Lindquist and postdoctoral fellow Liming Li demonstrate the creation of a novel prion by taking the prion-determining part of Sup35, a known yeast prion, and linking it to a mammalian hormone response factor to become prion-like. In a complimentary paper in the January issue of Molecular Cell, Lindquist and graduate student Neal Sondheimer describe a newly discovered yeast prion. "We already know that two of the 6,200 proteins in yeast can be prions," he says. "We wanted to know if there were more."

Sondheimer focused his search on a handful of suspect proteins that possessed regions that looked a lot like the prion- determining regions of known yeast prions Sup35 and Ure2. He used a fluorescent marker called GFP (green fluorescent protein) to label the suspected prion-determining domains of these proteins and looked to see if they aggregated in cells--a sign that they may be misfolding and an indication of prion-like activity. Four of the proteins he studied formed clumps in cells that appeared as large green fluorescent dots.
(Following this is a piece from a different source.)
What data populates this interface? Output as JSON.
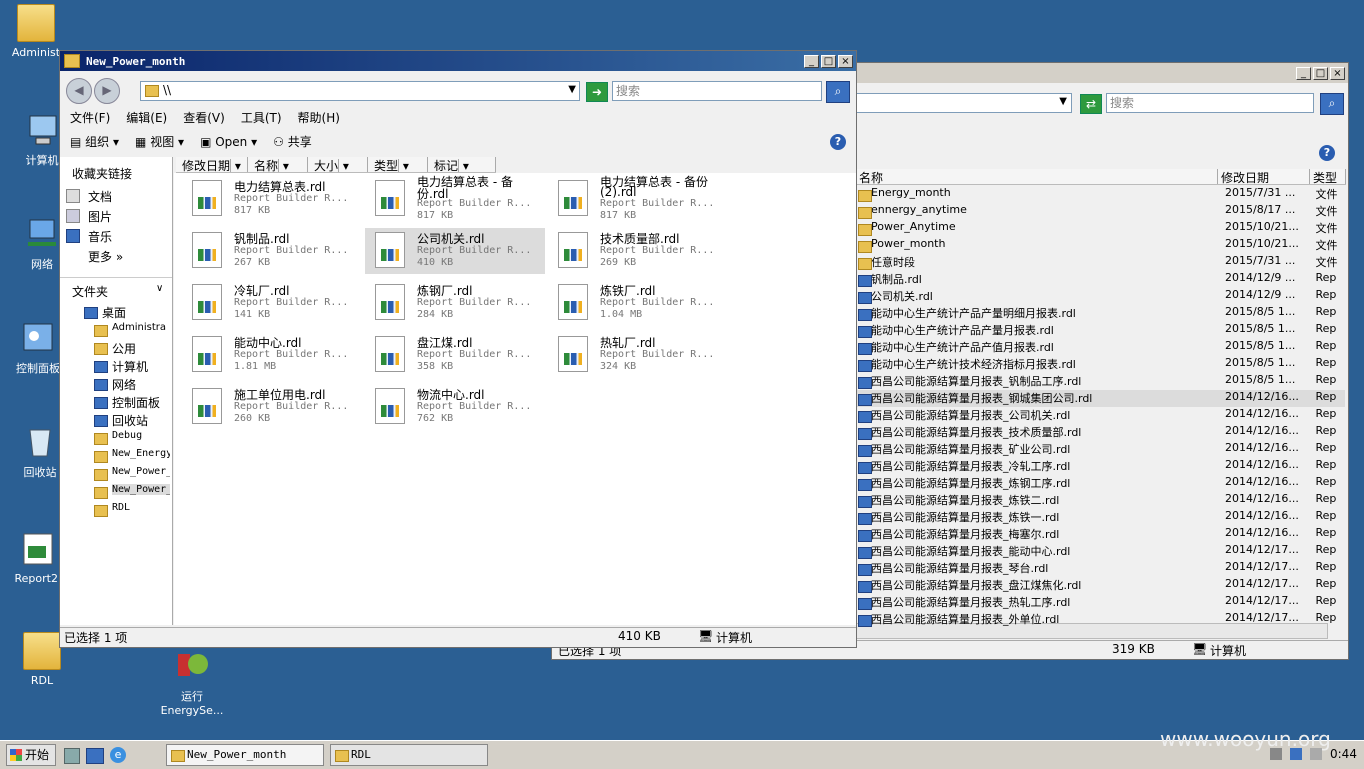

Sondheimer also looked at the effect of a heat-shock protein, Hsp104, on the proteins. One of the proteins, Rnq1, behaved exactly like a prion in its response to different concentrations of Hsp104. When Hsp104 was removed from the cell, Rnq1 aggregates disassociated. When Hsp104 was added back, Rnq1 formed clumps.

Finally, Sondheimer looked to see whether the prion state of Rnq1 could entice Rnq1 proteins in the normal state to switch to the prion state. "I exposed a cell that had soluble, or non-aggregated Rnq1 to Rnq1 in its misfolded prion state, and the cell would become infected--all the Rnq1 in that cell would be aggregated," he explains. Once he was convinced that Rnq1 was a prion, he took its prion-determining domain and switched it with that of Sup35. The new protein behaved exactly like Sup35. "The punch line of these two papers is that prions are modular," he says. "They are composed of regions that can be swapped with each other like Legos."